Tatiana and Alexander
wouldn’t understand.
    Even Brenda couldn’t ruin breakfast—eggs and ham and tomatoes and milky coffee (dehydrated milk or no). Tatiana ate and drank sitting on her bed. She had to admit that the sheets, the softness of the mattress and the pillows, and the thick woolen blanket were comforts like bread—crucial.
    “Can I have my son now? I need to feed him.” Her breasts were full.
    Brenda slammed the window shut. “Don’t open the window anymore,” she said. “Your child will catch cold.”
    “Summer air will make him catch cold?”
    “Yes, moist , wet summer air will.”
    “But you just said me to go outside for walk—”
    “Outside air is outside air, inside air is inside air,” Brenda said.
    “He has not caught my TB,” Tatiana said, coughing loudly for effect. “Bring me my baby, please.”
    After Brenda brought the baby and Tatiana fed him, she went to open the window again and then perched herself up on the window sill, cradling the infant in her arms. “Look, Anthony,” whispered Tatiana in her native Russian. “Do you see? Do you see the water? It is pretty, right? And across the harbor there is a big city with people and streets, and parks. Anthony, as soon as I am better, we will take one of those loud ferry boats and walk on the streets of New York. Would you like that?” Stroking her infant son’s face, Tatiana stared across the water.
    “Your father would,” she whispered.

CHAPTER THREE
    Morozovo, 1943
    MATTHEW SAYERS APPEARED BY Alexander’s bed at around one in the morning and stated the obvious. “You’re still here.” He paused. “Maybe they won’t take you.”
    Dr. Sayers was an American and an eternal optimist.
    Alexander shook his head. “Did you put my Hero of the Soviet Union medal in her backpack?” was all he said.
    The doctor nodded.
    “Hidden, as I told you?”
    “As hidden as I could.”
    Now it was Alexander’s turn to nod.
    Sayers brought from his pocket a syringe, a vial, and a small medicine bottle. “You’ll need this.”
    “I need tobacco more. Have you got any of that?”
    Sayers took out a box full of cigarettes. “Already rolled.”
    “They’ll do.”
    Sayers showed Alexander a small vial of colorless liquid. “I’m giving you ten grains of morphine solution. Don’t take it all at once.”
    “Why would I take it at all? I’ve been off it for weeks.”
    “You might need it, who knows? Take a quarter of a grain. Half a grain at most. Ten grains is enough to kill two grown men. Have you ever seen this administered?”
    “Yes,” said Alexander, Tania springing up in his mind, syringe in her hands.

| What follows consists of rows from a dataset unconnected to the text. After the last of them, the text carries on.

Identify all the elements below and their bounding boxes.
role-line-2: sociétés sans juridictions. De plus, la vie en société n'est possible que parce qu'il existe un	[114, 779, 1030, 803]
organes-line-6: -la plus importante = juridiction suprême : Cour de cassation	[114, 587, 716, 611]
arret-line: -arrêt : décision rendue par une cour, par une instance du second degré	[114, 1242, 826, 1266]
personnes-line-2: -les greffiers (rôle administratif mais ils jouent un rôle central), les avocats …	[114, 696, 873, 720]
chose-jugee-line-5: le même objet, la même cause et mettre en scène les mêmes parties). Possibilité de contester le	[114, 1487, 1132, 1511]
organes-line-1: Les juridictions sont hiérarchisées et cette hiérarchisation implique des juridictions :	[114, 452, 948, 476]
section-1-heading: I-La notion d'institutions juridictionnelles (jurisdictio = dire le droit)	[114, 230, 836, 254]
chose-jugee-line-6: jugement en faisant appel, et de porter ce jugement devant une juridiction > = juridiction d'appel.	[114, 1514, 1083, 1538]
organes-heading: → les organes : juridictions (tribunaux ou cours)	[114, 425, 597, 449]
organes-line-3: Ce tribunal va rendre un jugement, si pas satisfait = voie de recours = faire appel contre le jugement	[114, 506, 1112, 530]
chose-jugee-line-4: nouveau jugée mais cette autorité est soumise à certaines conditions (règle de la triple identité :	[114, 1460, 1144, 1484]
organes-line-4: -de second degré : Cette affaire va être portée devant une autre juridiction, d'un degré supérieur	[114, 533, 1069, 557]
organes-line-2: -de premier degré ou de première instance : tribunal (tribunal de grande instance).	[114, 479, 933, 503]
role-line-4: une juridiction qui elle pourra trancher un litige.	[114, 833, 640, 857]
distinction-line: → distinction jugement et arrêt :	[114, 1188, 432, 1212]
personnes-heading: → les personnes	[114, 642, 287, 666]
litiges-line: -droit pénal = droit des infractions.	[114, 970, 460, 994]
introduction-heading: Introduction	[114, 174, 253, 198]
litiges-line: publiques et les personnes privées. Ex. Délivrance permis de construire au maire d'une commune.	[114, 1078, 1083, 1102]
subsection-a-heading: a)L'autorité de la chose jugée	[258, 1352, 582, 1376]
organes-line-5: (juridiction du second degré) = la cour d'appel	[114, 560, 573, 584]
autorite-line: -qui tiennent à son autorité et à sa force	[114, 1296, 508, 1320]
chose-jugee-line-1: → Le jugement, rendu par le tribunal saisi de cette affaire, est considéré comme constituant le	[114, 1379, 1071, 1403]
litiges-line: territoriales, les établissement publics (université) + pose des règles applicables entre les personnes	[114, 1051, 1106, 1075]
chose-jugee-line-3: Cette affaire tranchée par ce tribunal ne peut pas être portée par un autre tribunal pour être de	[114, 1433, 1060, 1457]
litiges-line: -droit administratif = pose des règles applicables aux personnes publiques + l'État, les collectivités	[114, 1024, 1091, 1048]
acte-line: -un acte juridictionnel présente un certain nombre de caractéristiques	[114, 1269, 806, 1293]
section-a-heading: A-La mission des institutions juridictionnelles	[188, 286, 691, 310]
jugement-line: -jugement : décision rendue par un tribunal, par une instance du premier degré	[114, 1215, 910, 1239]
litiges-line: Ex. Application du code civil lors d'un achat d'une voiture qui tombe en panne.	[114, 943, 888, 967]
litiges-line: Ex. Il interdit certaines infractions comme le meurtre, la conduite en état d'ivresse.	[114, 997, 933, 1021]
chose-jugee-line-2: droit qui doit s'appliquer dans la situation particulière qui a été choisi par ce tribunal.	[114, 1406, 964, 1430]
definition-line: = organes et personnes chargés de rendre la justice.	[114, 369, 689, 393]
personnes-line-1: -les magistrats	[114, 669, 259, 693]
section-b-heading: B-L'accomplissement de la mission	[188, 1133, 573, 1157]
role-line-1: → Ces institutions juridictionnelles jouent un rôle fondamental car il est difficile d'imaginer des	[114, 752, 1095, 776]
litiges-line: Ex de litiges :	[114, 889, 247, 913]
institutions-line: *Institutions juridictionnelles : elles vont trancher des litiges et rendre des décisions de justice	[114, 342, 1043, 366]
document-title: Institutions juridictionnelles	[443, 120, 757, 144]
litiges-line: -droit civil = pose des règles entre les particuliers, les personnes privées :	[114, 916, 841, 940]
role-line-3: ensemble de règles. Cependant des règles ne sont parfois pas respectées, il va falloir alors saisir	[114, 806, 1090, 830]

    “Good. Since you can’t start an IV, in the stomach is best. Here are some sulfa drugs, to make sure infection does not recur. A small container of carbolic acid; use it to sterilize your wound if all the other drugs are gone. And a roll of bandages. You’ll need to change the dressing daily.”
    “Thank you, Doctor.”
    They fell silent.
    “Do you have your grenades?”
    Alexander nodded. “One in my bag, one in my boot.”
    “Weapon?”
    He patted his holster.
    “They’ll take it from you.”
    “They’ll have to. I’m not surrendering it.”
    Dr. Sayers shook Alexander’s hand.
    “You remember what I told you?” Alexander asked. “Whatever happens to me, you’ll take this”—he took off his officer cap, handing it to the doctor—“and you will write me a death certificate and you will tell her that you saw me dead on the lake and then pushed me into an ice hole, and that’s why there is no body. Clear?”
    Sayers nodded. “I’ll do what I have to,” he said. “I don’t want to do it.”
    “I know.”
    They were grim.
    “Major…what if I do find you dead on the ice?”
    “You will write me a death certificate and you will bury me in Lake Ladoga. Make a sign of the cross on me before you push me in.” He shuddered slightly. “Don’t forget to give her my cap.”